Fighting the cost of obesity
Associate Professor Chad Meyerhoefer's growing body of research puts a dollar amount on medical costs associated with BMI and diabetes status.
A new research study by a Lehigh economist shows that the cost to medically treat obese individuals in America has increased by 14 percent since 2005 and the full cost of obesity treatment nationally is now $315 billion per year.
The article, Savings in Medical Expenditures Associated with Reductions in Body Mass Index Among US Adults with Obesity, by Diabetes Status, appears in the health economics journal PharmacoEconomics. It is an extension of the researchers’ highly cited Journal of Health Economics paper, The Medical Care Costs of Obesity, which concluded that obesity accounts for almost 21 percent of U.S. health care costs – more than twice previous estimates.
In the current study, Chad Meyerhoefer, associate professor of economics; Ph.D. candidate Adam Biener, and their coauthors used data from the 2000-2010 Medical Expenditure Panel Survey to analyze the effect of changes in body mass index (BMI) on medical care expenditures and predict the savings in total medical and prescription drug costs for obese individuals who reduce their weight. Savings are estimated for specific amounts of weight loss ranging from 5 percent to 20 percent. The researchers also compared the cost savings from weight loss for patients with and without diabetes. The findings were presented at the recent annual meeting of The Obesity Society.
"Costs really aren't elevated for people with BMI levels just over the obesity cut-off, but they increase rapidly as BMI escalates towards morbid obesity,” said Meyerhoefer. “As a result, a relatively modest 5 percent reduction in body weight for someone with a BMI level above 40 can save thousands of dollars per year in medical care costs."
Findings from the study:
- The average inflation-adjusted annual medical care costs per obese individual in the United States rose from $3,070 in 2005 to $3,508 in 2010, an increase of 14.3 percent.
- For the United States as a whole, adult obesity raises annual medical care costs by $315.8 billion per year (2010 values).
- Individuals with Class 1, or low-risk obesity, do not have elevated healthcare costs, but healthcare costs rise rapidly with BMI in the range of Class 2 (moderate risk) and Class 3 (high risk) obesity.
- A given percent of weight loss results in more savings the heavier the starting weight of the individual. The estimated savings in annual medical care costs from a 5 percent reduction in weight is $2,137 for those with a starting BMI of 40, $528 for those with a starting BMI of 35, and only $69 for those with a starting BMI of 30.
- The medical care costs for individuals with diabetes are greater than for those without diabetes at every unit of BMI, and, at high levels of BMI, this difference amounts to thousands of dollars per year.
Meyerhoefer’s growing body of research on the effect of weight loss (or avoided weight gain) on medical care spending provides important information needed to calculate the cost-effectiveness analysis of anti-obesity interventions, which are used by health care providers, insurance companies, employers and policy makers.
The prevalence of obesity has more than doubled in the United States in the past 30 years, with obesity a significant risk factor for diabetes, cardiovascular disease, and other clinically significant co-orbidities.

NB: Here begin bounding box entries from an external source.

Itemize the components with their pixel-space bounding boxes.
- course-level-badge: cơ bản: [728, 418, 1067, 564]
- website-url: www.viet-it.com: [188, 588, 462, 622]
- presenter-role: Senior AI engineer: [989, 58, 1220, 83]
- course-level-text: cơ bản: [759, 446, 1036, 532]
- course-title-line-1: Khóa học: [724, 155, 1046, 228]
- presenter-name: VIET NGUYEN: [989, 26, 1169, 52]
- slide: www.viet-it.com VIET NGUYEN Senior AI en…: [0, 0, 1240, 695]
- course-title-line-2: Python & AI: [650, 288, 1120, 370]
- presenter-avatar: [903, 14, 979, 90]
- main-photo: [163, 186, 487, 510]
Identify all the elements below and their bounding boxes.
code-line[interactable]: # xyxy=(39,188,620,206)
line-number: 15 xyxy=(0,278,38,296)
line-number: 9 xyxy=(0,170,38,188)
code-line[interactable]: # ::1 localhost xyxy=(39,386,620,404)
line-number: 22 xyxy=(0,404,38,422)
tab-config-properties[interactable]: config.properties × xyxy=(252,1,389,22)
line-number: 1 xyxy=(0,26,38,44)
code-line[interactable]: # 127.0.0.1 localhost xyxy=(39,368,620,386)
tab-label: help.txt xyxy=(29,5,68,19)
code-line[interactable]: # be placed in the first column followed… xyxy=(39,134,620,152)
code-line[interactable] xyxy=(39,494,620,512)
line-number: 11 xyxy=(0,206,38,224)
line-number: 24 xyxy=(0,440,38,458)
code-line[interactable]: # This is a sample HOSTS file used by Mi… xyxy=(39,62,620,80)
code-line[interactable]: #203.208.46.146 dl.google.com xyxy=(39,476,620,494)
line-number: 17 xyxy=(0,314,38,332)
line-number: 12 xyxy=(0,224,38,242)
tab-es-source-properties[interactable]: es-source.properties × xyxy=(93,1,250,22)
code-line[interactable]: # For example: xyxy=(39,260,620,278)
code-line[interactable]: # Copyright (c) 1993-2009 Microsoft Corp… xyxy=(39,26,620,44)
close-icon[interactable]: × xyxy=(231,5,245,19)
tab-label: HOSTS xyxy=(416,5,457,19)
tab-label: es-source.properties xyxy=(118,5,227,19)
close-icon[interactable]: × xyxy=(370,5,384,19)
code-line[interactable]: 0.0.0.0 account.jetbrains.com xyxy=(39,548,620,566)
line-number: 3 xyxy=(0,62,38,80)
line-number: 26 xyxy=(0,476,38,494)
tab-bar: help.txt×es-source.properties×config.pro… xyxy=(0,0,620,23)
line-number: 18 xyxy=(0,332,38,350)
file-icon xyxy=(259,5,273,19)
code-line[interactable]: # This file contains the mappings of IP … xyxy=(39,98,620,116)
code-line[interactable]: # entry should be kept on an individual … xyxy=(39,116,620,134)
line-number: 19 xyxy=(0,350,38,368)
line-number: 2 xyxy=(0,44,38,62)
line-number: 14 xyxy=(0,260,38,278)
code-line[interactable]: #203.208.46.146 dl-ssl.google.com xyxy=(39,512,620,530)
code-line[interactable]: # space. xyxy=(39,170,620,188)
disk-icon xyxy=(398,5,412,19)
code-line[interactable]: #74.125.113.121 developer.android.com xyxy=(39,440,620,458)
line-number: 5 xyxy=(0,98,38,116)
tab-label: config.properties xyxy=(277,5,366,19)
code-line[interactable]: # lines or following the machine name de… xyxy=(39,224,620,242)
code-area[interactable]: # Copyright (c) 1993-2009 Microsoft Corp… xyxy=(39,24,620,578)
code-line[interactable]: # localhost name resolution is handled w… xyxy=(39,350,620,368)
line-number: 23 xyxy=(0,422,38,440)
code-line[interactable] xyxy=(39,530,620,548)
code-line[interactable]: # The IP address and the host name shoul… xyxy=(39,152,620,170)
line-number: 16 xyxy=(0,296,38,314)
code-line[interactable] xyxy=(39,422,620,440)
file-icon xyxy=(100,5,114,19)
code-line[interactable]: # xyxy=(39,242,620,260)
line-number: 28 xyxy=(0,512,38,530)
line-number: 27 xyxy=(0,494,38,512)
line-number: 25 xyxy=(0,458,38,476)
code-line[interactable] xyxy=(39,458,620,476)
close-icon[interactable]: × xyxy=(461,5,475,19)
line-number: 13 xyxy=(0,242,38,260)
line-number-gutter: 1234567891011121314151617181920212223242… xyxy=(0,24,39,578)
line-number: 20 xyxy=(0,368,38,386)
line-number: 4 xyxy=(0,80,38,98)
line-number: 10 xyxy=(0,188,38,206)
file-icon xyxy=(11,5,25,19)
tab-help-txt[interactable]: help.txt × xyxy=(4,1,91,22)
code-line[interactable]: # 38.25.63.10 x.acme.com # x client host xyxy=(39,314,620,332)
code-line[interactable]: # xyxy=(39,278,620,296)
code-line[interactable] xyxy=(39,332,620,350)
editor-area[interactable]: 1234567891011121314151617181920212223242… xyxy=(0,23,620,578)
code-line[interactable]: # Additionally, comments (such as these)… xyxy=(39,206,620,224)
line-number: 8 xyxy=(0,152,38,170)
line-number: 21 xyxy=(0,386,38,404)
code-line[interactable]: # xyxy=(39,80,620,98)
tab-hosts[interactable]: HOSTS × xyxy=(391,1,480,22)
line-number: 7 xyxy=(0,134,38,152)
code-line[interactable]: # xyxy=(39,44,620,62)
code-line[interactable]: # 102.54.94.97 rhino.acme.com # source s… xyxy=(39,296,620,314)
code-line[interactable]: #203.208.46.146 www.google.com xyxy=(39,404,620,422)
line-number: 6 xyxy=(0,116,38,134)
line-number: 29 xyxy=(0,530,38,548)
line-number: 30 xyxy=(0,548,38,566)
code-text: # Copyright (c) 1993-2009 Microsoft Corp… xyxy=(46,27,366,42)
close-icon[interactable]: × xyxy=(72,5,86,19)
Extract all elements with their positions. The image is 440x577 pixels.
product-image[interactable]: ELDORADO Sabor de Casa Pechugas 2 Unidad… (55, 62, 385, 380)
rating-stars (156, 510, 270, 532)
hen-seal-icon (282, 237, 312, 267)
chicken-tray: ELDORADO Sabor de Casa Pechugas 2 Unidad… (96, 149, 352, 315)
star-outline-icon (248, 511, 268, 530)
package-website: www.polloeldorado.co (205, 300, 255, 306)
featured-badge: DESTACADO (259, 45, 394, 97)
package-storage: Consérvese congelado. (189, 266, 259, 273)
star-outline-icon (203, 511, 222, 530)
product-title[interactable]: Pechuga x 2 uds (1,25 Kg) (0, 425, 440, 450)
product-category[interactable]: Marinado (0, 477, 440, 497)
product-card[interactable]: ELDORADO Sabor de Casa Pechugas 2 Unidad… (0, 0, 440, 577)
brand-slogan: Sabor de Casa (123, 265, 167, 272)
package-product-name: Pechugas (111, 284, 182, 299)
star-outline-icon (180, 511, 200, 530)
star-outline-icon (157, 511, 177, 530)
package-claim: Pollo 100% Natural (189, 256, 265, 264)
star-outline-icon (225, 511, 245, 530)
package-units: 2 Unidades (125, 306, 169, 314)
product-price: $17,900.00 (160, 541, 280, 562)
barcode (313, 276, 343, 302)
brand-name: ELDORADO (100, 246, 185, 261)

Meyerhoefer's research focuses broadly on the economics of health and nutrition. Much of his work involves the use of microeconometric methods to evaluate and inform public policy. Some of his current research projects include examining the relationship between food assistance programs and health, estimating the price responsiveness of consumer demand for medical services, and determining the impact of electronic medical record adoption on pregnancy outcomes. He is a research associate with the National Bureau of Economic Research.
The research team included Meyerhoefer and Biener; John Cawley of the department of policy analysis and management and the department of economics at Cornell University; and Mette Hammer and Neil Wintfeld of Novo Nordisk Inc. Financial support for the study was provided by Novo Nordisk.